Alice: Du sagst manchmal, dass ich „mokuu podj“ bin.

Was bedeutet das?

Matar: Es ist ein Wort in meiner Sprache, Wolof. Das bedeutet in etwa, dass die Frau für den Mann schön ist. Wenn der Mann nach Hause kommt, sagt sie ihm schöne Sachen, macht es ihm schön. Es hat viele Bedeutungen. 

Alice: Es wäre mal interessant, die genaue Übersetzung zu wissen.

Matar: Der Mann muss auch mokuu podj sein! Geschenke machen, der Frau sagen, dass er sie liebt. Einfach etwas machen, was es für die Frau schön macht. 

Matar, du bist ja schon länger in Europa, und Alice, du hast auch schon öfter im Ausland gelebt. Das hilft euch sicher auch, oder?

Alice: Ja, auf jeden Fall! Man kennt es schon und weiß eher, wie man mit Unterschieden umgehen muss und kann.
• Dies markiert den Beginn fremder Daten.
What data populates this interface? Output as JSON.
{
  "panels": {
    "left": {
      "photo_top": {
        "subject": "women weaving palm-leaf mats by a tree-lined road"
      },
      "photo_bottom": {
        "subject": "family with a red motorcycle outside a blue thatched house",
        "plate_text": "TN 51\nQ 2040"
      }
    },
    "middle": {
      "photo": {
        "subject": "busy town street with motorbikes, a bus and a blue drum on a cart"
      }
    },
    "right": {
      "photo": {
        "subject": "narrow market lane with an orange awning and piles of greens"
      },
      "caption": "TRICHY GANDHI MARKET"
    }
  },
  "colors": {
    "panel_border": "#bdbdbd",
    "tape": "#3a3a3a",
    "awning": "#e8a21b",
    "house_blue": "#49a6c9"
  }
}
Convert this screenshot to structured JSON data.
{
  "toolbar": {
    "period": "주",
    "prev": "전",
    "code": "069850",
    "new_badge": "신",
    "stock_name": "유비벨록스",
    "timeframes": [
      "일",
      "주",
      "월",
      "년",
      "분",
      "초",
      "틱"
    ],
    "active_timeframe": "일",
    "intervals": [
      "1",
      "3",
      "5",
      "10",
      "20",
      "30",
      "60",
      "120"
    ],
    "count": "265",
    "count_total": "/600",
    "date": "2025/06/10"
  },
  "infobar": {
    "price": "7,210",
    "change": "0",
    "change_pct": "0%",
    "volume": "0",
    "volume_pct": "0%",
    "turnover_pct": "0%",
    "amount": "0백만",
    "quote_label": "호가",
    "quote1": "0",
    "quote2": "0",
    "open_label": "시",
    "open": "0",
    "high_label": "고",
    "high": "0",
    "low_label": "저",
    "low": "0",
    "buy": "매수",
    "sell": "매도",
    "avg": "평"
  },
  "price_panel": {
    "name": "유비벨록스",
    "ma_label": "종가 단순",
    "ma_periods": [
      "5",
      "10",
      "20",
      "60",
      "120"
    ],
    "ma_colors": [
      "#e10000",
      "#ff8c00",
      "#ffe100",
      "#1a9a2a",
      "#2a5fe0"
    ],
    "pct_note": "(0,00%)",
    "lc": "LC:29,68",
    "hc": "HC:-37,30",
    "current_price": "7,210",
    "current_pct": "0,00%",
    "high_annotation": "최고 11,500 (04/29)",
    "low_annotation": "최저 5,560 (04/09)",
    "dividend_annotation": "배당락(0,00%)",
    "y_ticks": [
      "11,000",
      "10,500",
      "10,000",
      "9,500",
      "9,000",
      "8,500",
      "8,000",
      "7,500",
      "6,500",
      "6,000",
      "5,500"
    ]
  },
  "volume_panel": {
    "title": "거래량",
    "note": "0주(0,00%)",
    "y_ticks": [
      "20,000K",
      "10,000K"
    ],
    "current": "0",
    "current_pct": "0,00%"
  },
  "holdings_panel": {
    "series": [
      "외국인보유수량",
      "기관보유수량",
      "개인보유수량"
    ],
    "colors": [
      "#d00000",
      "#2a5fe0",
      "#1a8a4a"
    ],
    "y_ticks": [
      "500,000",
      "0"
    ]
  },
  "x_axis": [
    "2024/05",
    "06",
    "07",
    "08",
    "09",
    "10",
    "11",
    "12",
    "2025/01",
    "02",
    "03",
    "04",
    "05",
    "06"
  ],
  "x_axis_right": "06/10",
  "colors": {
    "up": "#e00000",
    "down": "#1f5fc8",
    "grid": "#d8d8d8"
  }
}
Matar: Ich merke das bei den Jungs, mit denen ich in meiner Unterkunft zusammenwohne. Sie sind gerade erst nach Deutschland gekommen und urteilen noch viel schneller über die Leute. Sie müssen rausgehen und die andere Kultur kennenlernen! Das Problem ist, dass die Deutschen Angst vor den Ausländern haben und die Ausländer vor den Deutschen. So treffen sie sich nie. Dabei sollten sie, denn ich glaube fest daran, dass es mehr gute als schlechte Menschen gibt.